July 17: In a recent story, Mercury News reporters Julia Prodis Sulek and Sharon Noguchi asked why some school personnel don't report complaints of child abuse, especially when they involve a colleague. Here's the crux of their report:
"From Moraga to Palo Alto to San Jose, child sex abuse cases in schools and day care centers have surfaced alleging that school employees entrusted with the safety of students failed to do what their oaths and the law required: report to police or child protective services when they have a reasonable suspicion that a child has been abused.
"Child advocates blame a lack of courage and a lack of training.
"It's not so much about protecting people, but not having the leadership ability to step up," said Margaret Petros, a commissioner on the Santa Clara County Child Abuse Council. "People in general want to get along and not rock the boat.'"
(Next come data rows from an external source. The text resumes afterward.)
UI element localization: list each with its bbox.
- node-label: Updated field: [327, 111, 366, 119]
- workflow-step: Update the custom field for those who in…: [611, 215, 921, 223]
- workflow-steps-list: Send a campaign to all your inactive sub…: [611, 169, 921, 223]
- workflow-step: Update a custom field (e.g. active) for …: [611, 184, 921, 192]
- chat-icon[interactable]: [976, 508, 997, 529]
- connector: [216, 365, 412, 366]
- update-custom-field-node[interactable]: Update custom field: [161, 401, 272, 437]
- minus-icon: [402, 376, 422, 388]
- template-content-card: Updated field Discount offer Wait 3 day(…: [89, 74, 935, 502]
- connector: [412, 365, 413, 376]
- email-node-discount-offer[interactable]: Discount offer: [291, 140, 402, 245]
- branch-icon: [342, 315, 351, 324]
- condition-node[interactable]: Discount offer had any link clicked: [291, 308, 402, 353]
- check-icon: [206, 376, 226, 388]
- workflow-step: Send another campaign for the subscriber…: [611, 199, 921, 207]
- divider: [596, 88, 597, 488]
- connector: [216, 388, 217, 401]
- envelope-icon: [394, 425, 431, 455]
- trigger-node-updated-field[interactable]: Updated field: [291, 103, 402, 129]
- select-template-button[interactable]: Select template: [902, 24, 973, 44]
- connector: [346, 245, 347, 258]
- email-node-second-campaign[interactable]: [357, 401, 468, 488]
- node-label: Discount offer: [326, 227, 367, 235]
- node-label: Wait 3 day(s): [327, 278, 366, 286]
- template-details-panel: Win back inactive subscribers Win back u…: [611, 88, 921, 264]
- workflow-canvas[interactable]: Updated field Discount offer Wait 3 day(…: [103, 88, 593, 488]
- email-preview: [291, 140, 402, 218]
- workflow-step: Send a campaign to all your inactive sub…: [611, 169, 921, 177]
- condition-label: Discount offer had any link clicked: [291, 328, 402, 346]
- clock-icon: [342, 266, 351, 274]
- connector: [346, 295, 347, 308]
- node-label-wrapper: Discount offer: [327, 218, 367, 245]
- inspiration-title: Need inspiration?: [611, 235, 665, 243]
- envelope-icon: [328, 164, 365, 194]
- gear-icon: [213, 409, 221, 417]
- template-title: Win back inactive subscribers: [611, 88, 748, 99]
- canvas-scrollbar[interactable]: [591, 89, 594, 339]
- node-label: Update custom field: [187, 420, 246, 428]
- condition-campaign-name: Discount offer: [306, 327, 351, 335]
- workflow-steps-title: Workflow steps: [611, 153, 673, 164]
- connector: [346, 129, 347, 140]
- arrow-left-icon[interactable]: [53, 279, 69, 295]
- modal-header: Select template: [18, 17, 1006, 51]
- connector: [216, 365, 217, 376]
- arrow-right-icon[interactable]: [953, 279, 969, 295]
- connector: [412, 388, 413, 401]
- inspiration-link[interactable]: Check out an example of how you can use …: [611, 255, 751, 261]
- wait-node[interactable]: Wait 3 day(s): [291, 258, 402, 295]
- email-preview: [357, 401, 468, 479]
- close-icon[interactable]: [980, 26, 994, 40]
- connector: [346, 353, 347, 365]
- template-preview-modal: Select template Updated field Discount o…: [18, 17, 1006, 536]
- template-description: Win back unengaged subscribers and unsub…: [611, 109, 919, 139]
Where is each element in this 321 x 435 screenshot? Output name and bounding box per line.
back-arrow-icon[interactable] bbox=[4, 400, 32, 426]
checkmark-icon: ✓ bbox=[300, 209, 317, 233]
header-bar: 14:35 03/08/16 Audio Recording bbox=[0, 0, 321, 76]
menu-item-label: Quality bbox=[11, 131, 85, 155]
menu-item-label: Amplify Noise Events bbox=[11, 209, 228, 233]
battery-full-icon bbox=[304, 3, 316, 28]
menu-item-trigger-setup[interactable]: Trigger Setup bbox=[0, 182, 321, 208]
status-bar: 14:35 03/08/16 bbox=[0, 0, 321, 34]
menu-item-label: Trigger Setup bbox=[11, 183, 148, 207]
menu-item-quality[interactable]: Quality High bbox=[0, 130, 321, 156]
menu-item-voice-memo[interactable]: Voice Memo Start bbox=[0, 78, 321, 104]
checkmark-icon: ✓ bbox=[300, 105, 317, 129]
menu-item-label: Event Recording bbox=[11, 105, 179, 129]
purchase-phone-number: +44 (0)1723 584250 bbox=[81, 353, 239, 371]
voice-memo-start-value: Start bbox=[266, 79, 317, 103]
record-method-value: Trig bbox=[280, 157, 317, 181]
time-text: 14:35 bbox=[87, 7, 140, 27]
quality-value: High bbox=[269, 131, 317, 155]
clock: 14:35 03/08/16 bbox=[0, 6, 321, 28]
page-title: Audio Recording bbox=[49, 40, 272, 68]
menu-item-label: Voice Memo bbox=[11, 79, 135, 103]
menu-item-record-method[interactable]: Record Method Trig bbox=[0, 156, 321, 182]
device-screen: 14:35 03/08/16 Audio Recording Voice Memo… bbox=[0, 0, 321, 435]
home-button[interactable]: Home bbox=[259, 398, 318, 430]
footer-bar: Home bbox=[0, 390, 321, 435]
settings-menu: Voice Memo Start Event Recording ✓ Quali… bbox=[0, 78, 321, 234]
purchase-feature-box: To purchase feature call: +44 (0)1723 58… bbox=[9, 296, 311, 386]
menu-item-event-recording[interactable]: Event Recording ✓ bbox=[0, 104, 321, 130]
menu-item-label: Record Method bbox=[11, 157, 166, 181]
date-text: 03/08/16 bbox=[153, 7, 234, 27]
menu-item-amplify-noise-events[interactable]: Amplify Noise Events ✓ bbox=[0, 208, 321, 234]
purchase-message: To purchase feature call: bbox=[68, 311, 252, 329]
Their piece followed the latest developments in the Jerry Sandusky scandal and apparent cover-up at Penn State; it also came in the wake of a series of investigative reports by Bay Area News Group staffers Matthias Gafni and Malaika Fraley that uncovered another dark story (stories, really) that
Today, Congressman George Miller announced he was asking the Government Accountability Office to examine the effectiveness of current laws and policies on child abuse reporting. He released the letter he had sent to the head of the agency, requesting the inquiry. It began:
"The child sexual abuse scandal at The Pennsylvania State University, other recent incidents of child abuse and findings contained within the Government Accountability Office's (GAO) prior work for the Committee on Education and the Workforce have raised a number of concerns about whether we have adequate laws and policies in place to prevent and address abuse of children in schools."
Miller wants the agency to find out the procedures in place at schools and universities and how they handle allegations that school staff engaged in child abuse, and how parents are notified when there has been such an allegation or investigation; what laws and regulations states have in place for such complaints; and what policies universities have to protect children on campus who aren't students, but who are participating in on-campus activities.
Based on your experience, are human failings -- fear, loyalty to peers, denial -- at the root of the problem, where it exists, or is it a matter of clarifying policies and strengthening laws? Or both? Which policies would make a difference?
Student Teacher: The law says that as a teacher I am required to report directly to the Child Protective Services. I sign an oath and I am ultimately responsible. HOWEVER, in teacher credential programs and in Oakland Unified, teachers are told to report the incidents to their principal and document, document, document the date, time, circumstances, and place you were when you reported the incident. You must them document exactly what you told your principal and exactly why you thought it was reportable. ...
I understand why principals must know when suspicions are reported, but I completely disagree that teachers should report the incidents to the principal who will then decide on whether or not they should be reported.
Seenitbefore: I have also called CPS anonymously on several occasions. It is heartbreaking to BEG administration to please intervene and provide services to students who are obviously dealing with something that isn't quite right at home. Sometimes there are outside agencies providing counseling to a limited number of students. Most often we teachers are told that whatever inappropriate behaviors we are noticing are the direct result of our lack of ability to teach.
Former Oakland Teacher: Yes, what (Student Teacher) says. I sometimes reported child abuse to CPS and was lucky my supervisor never found out because I would have seriously been in trouble. Of course, I could have lost my credential if I didn't. So what are you supposed to do?
Nontclair: ... What is being done to stop the abuse occurring *in* OUSD? How many of you know an OUSD kid who was chronically bullied in school, had (along with parents) officially reported the incidents multiple times, and still virtually nothing was done?